Waldek Hebisch <[EMAIL PROTECTED]> writes:

| > Ok, the problem isn't in axiom and it appears that it isn't in GCL.
| > I built the same GCL sources (no axiom) on redhat 9 and fedora 5.
| > The result of
| > 
| > (cos (acos 0.7)) on Redhat is 0.69999999999....96
| > (cos (acos 0.7)) on Fedora is 0.70000000000...07
| > 
| > so the problem change is likely somewhere in a system library
| > that gets linked into GCL. Since every other combination of
| > sins, cos, logs, exps, etc ends up with 0.69999.... I have
| > to conclude that there is a very minor bug in the Fedora lib.
| > 
| 
| I see the first result on 32-bit machines and the second one
| on 64-bit ones.  AFAICS the difference is in least significant bit.
| Since Lisp does not specify accuracy it is hard to call such difference
| a bug.  To repeatable results one have to sacrifce some speed.

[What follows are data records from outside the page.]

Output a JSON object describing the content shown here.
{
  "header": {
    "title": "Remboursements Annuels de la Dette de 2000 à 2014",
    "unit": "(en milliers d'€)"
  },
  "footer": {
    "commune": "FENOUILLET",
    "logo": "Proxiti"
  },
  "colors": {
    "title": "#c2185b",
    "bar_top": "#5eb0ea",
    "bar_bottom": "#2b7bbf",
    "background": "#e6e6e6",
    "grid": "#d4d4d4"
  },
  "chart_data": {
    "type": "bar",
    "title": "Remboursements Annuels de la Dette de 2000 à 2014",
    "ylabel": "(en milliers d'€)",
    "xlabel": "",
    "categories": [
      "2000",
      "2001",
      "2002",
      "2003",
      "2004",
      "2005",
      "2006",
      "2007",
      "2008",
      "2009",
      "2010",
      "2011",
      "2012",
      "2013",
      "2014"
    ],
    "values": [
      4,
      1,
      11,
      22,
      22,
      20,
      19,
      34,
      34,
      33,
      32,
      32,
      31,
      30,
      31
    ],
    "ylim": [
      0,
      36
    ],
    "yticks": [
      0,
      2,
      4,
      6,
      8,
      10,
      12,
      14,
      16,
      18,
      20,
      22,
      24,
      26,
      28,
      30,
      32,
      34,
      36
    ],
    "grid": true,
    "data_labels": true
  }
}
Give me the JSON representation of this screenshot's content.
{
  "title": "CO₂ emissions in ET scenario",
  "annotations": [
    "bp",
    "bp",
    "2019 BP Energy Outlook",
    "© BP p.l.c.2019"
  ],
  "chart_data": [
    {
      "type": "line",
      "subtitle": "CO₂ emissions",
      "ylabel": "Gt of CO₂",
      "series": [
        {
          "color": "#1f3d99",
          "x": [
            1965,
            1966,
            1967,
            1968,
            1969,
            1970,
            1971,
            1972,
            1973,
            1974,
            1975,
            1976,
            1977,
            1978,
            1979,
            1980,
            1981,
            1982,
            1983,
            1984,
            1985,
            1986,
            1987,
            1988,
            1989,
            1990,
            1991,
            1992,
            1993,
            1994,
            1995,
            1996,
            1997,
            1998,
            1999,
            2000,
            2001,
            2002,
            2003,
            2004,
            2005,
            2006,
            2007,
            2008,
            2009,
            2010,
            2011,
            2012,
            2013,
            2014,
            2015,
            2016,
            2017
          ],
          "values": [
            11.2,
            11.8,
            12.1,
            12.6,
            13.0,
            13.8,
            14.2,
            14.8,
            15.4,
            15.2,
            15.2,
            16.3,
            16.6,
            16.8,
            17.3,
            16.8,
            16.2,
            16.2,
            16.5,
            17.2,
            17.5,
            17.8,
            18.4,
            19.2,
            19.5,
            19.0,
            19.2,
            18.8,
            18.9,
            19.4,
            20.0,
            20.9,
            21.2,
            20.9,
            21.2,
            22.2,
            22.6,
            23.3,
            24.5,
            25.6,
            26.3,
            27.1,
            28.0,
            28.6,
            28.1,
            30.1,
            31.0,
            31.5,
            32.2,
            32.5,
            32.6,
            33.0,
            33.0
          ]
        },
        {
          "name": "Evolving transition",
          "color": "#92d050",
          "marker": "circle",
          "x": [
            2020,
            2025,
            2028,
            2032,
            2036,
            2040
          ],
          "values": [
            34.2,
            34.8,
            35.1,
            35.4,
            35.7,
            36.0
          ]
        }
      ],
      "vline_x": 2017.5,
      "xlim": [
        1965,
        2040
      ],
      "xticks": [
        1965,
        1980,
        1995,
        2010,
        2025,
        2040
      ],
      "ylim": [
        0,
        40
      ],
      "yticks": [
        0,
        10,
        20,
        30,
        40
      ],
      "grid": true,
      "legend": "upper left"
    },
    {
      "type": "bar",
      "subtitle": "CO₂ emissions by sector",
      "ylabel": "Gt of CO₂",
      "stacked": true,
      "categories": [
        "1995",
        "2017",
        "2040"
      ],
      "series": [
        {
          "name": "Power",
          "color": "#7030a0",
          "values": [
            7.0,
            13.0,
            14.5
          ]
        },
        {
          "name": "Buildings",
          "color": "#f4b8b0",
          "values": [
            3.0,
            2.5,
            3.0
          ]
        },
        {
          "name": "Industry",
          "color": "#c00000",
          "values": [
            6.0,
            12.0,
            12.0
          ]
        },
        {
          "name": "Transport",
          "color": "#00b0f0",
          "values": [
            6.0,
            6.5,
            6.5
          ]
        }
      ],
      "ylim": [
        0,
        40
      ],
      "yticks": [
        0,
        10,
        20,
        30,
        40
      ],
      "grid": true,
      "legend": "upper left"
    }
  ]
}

| The are long flame wars related to this, see for example:
| 
| http://gcc.gnu.org/bugzilla/show_bug.cgi?id=323

That is only remotely related to this.  Assuming that is fixed, you're
not going to repeat the same digiton Sparc and other architectures
that don't use 80 bits for long double.  Please, please, use something
that is not common across all major plaftorms: C's double which is
mapped to 64 bits, with clear semantics described by IEEE-754.